It didn't take long to figure it out. After months of single motherhood and freshman physics classes, she was craving adult conversation. But it was more than that. Amy was lonely. Having a child had made her more rather than less aware of how much she ached for a partner. She wanted us to be friends, not just friendly acquaintances; she wanted us to be lovers.
I couldn't do that. I couldn't have been close to someone who looked like that anyway, and my own circumstances made it completely unthinkable. What I had to do to survive was bad enough when love wasn't involved. Which was why, for me, love was never involved.
It was possible that I'd already got what I needed from her long handclasp, and I considered pleading sudden illness and making my escape. But I reminded myself of the alarming memory lapses, the decreased ability to concentrate, all the unmistakable symptoms of intellectual decline. I had to take care of myself. I had to take advantage of opportunities as they presented themselves.
Amy took my hand again as we strolled the few blocks to her house. My embarrassment at being seen holding hands with a fat person was outweighed — but only just — by the infusion of energy tingling through my palm and up my wrist. I longed to kiss her, my tongue a siphon in her mouth, although the image repulsed me. I longed to take her head in my hands.
Phoebe was asleep. We were both displeased, Amy because now the child likely wouldn't sleep through the night. After the babysitter left, Amy invited me to make myself comfortable in the living-room while she went to check on her daughter, but happily agreed when I asked if I could come with her. We went into the little girl's room hand in hand, like proud parents who couldn't quite believe their good fortune.
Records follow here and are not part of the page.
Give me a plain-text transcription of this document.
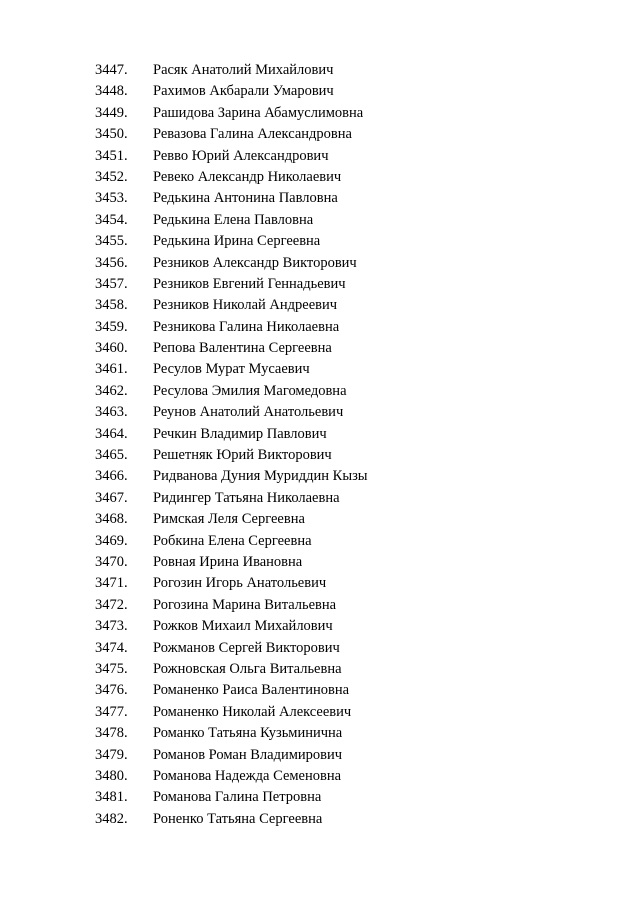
3447. Расяк Анатолий Михайлович
3448. Рахимов Акбарали Умарович
3449. Рашидова Зарина Абамуслимовна
3450. Ревазова Галина Александровна
3451. Ревво Юрий Александрович
3452. Ревеко Александр Николаевич
3453. Редькина Антонина Павловна
3454. Редькина Елена Павловна
3455. Редькина Ирина Сергеевна
3456. Резников Александр Викторович
3457. Резников Евгений Геннадьевич
3458. Резников Николай Андреевич
3459. Резникова Галина Николаевна
3460. Репова Валентина Сергеевна
3461. Ресулов Мурат Мусаевич
3462. Ресулова Эмилия Магомедовна
3463. Реунов Анатолий Анатольевич
3464. Речкин Владимир Павлович
3465. Решетняк Юрий Викторович
3466. Ридванова Дуния Муриддин Кызы
3467. Ридингер Татьяна Николаевна
3468. Римская Леля Сергеевна
3469. Робкина Елена Сергеевна
3470. Ровная Ирина Ивановна
3471. Рогозин Игорь Анатольевич
3472. Рогозина Марина Витальевна
3473. Рожков Михаил Михайлович
3474. Рожманов Сергей Викторович
3475. Рожновская Ольга Витальевна
3476. Романенко Раиса Валентиновна
3477. Романенко Николай Алексеевич
3478. Романко Татьяна Кузьминична
3479. Романов Роман Владимирович
3480. Романова Надежда Семеновна
3481. Романова Галина Петровна
3482. Роненко Татьяна Сергеевна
I'd read that the brain development of a child in the first two years of life is so dramatic that if we could keep up that pace for the rest of our lives we'd all be mental giants. I gazed at beautiful little Phoebe in her crib. I reached to stroke her hair.
"Don't!" Amy's whisper was explosive, and she caught my hand. For a moment I thought she'd somehow divined that her child was in terrible danger from me. But she just squeezed my hand affectionately and murmured close to my ear, "Don't wake her. She'll be up all night." I nodded, and we tiptoed out of the child's room together.
Despite intense arousal — part horror, part need and gratitude that it would be met, part a disturbing kind of joy — I could not bring myself to respond to Amy's goodnight kiss. I allowed it, though, another moral compromise. Her mouth lingered softly on mine. I all but sank into the billows of her body. I maintained the physical contact as long as I could stand it, absorbing so much from her that I was weak and trembling by the time I pulled away. She smiled tremulously at me and murmured, "Call me." As I left I heard Phoebe cry out for her.
I hadn't seen her since then, and now I never would. When I emerged from the steam room and had settled myself on to the massage table with my face in the terry-covered cradle and my open-pored naked body ready for Vonda's manipulations, I asked, "Where's her daughter?" I'd hoped never to have to ask this question, but it had probably been inevitable. "Phoebe," I added, gratified that I had not forgotten her name. "Where's Phoebe?"
"She's with me."
Her thumbs and then her elbow found that deep tender spot under my left shoulder blade, and she bore down. Through the exquisite pain I hoped I wasn't inadvertently taking anything from her through this kind of contact; I needed my personal trainer and massage therapist to be strong and focused. As the muscle started to loosen and warmth seeped into the pressure point, I gasped, "Are you raising her?"
"I'm her godmother and guardian. It's in Amy's will."
The massage wasn't as good as usual; Vonda's mind was obviously somewhere else, and so was mine. My various aches and pains — Iliac crest, glutes, lower back, feet — seemed to have multiplied and amplified and become more resistant since the last time. I kept thinking about Amy, and Kit and Denise. I kept thinking about Phoebe, whose primal will to survive must be fierce.
"Okay," she told me after a while, without, I thought, much interest. "Flip over on your back."
I didn't draw the sheet up over my beautiful breasts. She gave no sign of noticing. Her fingers shook slightly from the pressure she was putting under the back edge of my skull, stiffened fingers relieving tension in my head and neck as if they were holes drilled into the bone, but it was the weight of my own head that generated the response rather than any direct intention on her part. She let go too soon.
"There you go, Madyson."
I lay on the table for a few minutes after her hands left me, noting with resentment and panic that my body felt neither relaxed nor supple. I was paying her good money. She owed me more than this.